2 NATURALISTIC DATASET

Due to the continuous proliferation and

advancements in machine learning and computer

vision techniques, it is becoming feasible to acquire

reliable naturalistic traffic data in a cheap and

efficient manner from video datasets. That is

especially true for the case of bicycles as they are not

as instrumented as cars, which would not allow the

capture of their full surroundings in the context of a

naturalistic data collection study. In the case of this

study, the complete video dataset is the result of a

previous Virginia Tech Transportation Institute study

in collaboration with SPIN in which continuous video

VEHITS 2023 - 9th International Conference on Vehicle Technology and Intelligent Transport Systems

data at several fixed locations at the Virginia Tech

campus was collected for a seven-month period. For

the purpose of this research, only a portion of the

above dataset at a single location is used. The selected

dataset was collected over 55 days between the

months of September and December 2019 using a

roof-mounted high-definition camera facing a non-

signalized three-way stop intersection. The selected

dataset includes approximately 810 hours of 3720 x

1728 pixels videos recorded at a frequency of 30 Hz.

3 VIDEO PROCESSING

The first step of this research effort involves the

identification of the bicycle events from the different

videos. Given the big size of the video feed, a manual

data reduction was judged to be infeasible, as it will

be both a costly and lengthy process. Instead, the

research team opted for a more automated route that

makes use of existing object detection techniques.

Specifically, a two-step object-detection algorithm

was developed.

The first step of the proposed algorithm uses a

cascade detector based on the histograms of oriented

gradients (HOG) with 11 stages to detect potential

regions of interest that might be bicycles in the video

frames. The number of stages used to train the

detector is not random. In fact, the research team

initially used a database composed of 400 positive

images and 900 negative images to train detectors

with different number of stages (5, 7, 9, 11, and 13)

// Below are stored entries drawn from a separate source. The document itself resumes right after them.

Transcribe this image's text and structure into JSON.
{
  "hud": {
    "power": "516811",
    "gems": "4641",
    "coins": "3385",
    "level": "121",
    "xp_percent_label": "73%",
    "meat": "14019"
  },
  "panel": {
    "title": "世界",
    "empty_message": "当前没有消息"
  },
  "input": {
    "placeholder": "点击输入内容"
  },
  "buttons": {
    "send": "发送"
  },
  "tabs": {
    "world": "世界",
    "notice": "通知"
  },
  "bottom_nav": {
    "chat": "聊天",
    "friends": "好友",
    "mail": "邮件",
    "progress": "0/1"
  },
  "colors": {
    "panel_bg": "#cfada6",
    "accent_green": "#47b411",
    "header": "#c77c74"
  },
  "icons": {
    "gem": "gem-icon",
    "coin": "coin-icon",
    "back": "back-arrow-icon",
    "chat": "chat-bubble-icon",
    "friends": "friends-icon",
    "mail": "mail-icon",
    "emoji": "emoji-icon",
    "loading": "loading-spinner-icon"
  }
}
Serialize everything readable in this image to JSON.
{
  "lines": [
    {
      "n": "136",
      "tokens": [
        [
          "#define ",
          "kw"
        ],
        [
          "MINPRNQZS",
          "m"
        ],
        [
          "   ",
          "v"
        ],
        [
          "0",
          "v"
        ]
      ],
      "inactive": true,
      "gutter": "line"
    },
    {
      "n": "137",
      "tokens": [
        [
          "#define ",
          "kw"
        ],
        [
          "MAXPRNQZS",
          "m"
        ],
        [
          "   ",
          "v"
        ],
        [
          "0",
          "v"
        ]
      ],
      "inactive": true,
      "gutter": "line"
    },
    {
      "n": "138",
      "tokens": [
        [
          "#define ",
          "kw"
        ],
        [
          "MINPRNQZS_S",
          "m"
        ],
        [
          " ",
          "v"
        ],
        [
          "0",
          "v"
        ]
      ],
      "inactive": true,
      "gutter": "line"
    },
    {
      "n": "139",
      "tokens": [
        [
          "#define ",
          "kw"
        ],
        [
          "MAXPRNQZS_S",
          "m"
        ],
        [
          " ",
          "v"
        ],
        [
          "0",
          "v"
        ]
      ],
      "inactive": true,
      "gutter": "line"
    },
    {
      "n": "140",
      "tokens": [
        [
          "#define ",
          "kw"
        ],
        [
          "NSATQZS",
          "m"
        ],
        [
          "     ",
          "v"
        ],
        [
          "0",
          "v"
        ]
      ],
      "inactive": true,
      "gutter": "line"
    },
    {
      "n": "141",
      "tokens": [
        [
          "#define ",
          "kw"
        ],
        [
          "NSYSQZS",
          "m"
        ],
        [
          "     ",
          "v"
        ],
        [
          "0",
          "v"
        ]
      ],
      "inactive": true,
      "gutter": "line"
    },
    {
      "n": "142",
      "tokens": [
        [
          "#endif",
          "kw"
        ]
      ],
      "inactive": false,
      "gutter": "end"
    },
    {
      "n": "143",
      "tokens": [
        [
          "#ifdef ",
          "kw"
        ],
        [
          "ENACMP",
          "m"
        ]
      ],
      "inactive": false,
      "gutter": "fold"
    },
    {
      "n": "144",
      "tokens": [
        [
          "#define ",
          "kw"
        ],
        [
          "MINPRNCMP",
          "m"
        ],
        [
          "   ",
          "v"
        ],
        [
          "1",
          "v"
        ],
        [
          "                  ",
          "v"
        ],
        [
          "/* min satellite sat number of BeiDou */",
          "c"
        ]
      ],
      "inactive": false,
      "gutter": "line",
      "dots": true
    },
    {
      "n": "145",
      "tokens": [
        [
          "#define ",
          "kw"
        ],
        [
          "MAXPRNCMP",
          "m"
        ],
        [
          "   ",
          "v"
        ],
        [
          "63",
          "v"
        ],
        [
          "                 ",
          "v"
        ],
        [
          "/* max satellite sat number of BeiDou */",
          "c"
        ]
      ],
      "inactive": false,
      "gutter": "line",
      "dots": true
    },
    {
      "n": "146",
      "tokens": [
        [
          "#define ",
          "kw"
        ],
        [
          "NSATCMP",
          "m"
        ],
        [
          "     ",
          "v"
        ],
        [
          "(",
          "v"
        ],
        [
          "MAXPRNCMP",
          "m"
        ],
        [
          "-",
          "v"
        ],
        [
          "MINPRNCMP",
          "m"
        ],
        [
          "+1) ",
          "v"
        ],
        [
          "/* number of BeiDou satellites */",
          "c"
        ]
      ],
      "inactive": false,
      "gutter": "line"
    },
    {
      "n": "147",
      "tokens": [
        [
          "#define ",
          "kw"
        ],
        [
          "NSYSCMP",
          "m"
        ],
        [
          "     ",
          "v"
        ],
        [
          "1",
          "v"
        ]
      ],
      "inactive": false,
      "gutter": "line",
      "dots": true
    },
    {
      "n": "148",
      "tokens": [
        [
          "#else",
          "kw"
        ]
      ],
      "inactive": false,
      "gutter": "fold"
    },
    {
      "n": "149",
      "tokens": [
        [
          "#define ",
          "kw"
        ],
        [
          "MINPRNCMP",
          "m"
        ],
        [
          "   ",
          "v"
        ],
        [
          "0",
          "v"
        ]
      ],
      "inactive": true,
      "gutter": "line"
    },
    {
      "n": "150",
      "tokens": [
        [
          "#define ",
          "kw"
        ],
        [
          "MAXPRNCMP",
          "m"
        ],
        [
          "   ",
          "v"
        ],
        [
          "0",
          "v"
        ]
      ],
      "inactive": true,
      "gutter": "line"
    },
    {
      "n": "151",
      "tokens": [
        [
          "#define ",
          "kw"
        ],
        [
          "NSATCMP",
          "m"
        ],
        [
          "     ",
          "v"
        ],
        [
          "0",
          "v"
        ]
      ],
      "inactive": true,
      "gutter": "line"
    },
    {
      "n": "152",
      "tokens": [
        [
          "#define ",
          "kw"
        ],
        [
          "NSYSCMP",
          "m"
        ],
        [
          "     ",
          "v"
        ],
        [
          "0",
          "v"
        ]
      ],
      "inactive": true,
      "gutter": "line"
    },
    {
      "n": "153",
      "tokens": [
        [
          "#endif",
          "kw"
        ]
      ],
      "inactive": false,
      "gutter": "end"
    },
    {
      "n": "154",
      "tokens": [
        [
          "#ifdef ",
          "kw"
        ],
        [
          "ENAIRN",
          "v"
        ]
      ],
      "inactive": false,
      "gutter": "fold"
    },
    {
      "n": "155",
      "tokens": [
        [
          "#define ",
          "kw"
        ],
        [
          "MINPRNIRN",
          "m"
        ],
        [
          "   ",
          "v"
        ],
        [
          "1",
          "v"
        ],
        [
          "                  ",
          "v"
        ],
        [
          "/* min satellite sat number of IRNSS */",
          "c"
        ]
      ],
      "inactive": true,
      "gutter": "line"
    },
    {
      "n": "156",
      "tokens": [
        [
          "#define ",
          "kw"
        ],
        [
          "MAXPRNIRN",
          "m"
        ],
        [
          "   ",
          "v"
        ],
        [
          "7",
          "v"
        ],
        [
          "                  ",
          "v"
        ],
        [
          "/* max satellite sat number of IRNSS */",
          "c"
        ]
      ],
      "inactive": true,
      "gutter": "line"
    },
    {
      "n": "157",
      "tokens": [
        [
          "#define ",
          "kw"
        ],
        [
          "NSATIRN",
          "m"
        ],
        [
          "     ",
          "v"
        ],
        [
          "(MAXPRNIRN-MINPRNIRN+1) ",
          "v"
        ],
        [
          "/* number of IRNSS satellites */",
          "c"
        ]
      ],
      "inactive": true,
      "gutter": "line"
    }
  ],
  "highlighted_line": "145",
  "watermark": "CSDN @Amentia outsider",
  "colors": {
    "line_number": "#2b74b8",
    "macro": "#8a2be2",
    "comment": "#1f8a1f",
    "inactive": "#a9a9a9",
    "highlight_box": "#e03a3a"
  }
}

and a false alarm rate fixed at 2.5%. The number of

training images and stages were purposefully set

relatively low in order to ensure a quick training

process. The focus of the research team, at this level,

was to ensure that the number of stages of the detector

is high enough to detect a significant percentage of

the true positives regardless of the number of false

positives as these will be addressed and eliminated

later. Next, the trained detectors were run on a one-

hour video from the database at 5-second intervals to

quantify their performance. The outputs from this

step consisted of bounded areas that highlight regions

that might be inclusive of bicycles in the examined

video frame, as illustrated in Figure 1.

Figure 1: Sample output of HOG detectors.

The following metrics were used to assist with the

evaluation of each of the detectors:

 The number of true positives: These refer to the

bounded areas identified correctly by the

detectors in that they contain a bicycle.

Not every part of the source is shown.